You know what I would say!    

Got something against Hawaii?  Maui or Kauai.


----------



## driftwood (Feb 19, 2006)

dont go to Atlantis for warm weather......SAFE bet is Aruba, check the weather sites to see that the weather is ALWAYS 84-90 degrees with approx 10 mph tradewinds and even though the last 12 months have delivered twice the usual rainfall, it only rains 8 inches per year here. It is THE choice on your list for weather consistency.


----------



## chrisnwillie (Feb 19, 2006)

I'm in Aruba the last week of February and the first two weeks of March every year and the water temp has never been below 82 degrees. It is very swimable and the water is always crystal clear and beautiful.


----------



## jjking42 (Feb 19, 2006)

JLB said:
			
		

> You know what I would say!
> 
> Got something against Hawaii?  Maui or Kauai.
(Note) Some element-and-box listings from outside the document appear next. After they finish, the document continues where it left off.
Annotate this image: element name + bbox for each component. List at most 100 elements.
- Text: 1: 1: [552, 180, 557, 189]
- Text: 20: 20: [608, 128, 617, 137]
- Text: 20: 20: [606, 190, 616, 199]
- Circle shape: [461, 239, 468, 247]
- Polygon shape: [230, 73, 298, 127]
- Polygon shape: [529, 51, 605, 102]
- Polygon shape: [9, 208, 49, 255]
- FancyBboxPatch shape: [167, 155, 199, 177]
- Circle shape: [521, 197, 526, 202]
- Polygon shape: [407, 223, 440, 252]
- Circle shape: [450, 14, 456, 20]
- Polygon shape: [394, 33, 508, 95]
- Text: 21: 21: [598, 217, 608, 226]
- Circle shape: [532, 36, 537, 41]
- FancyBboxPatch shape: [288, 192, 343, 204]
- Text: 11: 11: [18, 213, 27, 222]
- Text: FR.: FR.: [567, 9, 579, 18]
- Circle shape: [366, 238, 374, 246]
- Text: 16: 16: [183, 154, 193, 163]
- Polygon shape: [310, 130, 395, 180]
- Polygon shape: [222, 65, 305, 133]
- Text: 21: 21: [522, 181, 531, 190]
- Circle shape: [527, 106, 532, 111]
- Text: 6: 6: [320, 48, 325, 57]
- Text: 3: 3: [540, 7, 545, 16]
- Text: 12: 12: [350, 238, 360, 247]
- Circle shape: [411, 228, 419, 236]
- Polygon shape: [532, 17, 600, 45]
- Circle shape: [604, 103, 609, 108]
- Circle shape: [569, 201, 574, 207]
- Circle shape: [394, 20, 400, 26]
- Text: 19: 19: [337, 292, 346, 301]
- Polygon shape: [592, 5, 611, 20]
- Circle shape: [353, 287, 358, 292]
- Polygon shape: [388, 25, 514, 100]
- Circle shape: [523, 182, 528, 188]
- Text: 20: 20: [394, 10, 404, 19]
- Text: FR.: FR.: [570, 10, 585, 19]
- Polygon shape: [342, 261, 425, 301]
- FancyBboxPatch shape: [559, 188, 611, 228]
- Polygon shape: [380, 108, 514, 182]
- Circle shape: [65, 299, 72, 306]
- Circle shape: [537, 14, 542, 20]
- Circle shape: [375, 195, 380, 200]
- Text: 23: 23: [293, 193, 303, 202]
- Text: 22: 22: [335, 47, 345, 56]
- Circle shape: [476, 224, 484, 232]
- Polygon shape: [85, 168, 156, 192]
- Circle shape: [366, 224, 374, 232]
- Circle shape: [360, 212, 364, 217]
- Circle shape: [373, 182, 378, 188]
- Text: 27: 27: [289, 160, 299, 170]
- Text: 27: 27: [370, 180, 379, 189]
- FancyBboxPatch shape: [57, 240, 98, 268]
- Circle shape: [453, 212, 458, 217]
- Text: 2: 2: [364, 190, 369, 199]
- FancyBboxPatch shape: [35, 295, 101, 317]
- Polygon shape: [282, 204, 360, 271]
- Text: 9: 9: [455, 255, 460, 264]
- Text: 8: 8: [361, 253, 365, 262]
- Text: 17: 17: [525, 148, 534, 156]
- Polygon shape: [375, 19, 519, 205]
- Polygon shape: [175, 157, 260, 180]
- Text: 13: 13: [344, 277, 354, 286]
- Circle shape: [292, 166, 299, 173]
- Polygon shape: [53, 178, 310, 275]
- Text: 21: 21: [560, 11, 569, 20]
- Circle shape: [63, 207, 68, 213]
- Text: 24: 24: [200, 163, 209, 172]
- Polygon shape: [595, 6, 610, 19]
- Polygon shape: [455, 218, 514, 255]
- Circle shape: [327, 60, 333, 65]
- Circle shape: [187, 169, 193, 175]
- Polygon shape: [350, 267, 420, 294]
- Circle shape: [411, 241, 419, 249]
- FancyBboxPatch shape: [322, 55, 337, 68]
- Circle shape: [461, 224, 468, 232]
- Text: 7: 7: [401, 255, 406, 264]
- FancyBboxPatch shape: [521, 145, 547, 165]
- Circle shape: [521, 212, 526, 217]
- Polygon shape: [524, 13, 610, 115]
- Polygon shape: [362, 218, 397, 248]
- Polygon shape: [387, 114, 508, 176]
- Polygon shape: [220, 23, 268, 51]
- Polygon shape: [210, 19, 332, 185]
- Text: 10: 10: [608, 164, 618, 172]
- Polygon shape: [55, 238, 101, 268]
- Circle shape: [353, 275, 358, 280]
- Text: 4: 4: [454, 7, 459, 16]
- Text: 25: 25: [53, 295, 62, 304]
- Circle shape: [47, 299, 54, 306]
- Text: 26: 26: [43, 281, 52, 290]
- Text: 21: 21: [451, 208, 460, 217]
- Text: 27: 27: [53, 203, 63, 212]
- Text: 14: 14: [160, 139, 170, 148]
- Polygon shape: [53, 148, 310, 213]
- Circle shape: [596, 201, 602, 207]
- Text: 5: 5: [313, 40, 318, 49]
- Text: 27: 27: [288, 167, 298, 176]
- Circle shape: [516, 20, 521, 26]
Did Kauai last year and I am thinking that I will try Maui in summer or fall which means i still need to figure out where to go in march. Maybe time for a ski trip in one of the old run down Colorado resorts , unless St James Place pops up.


----------



## tsl (Feb 19, 2006)

*Aruba/St. Martin/Caymans*

We just got back from Aruba and the water and temps were great.  We have also been to St. Martin and the Caymans for a March Spring Break and they were also very nice with warm water.


----------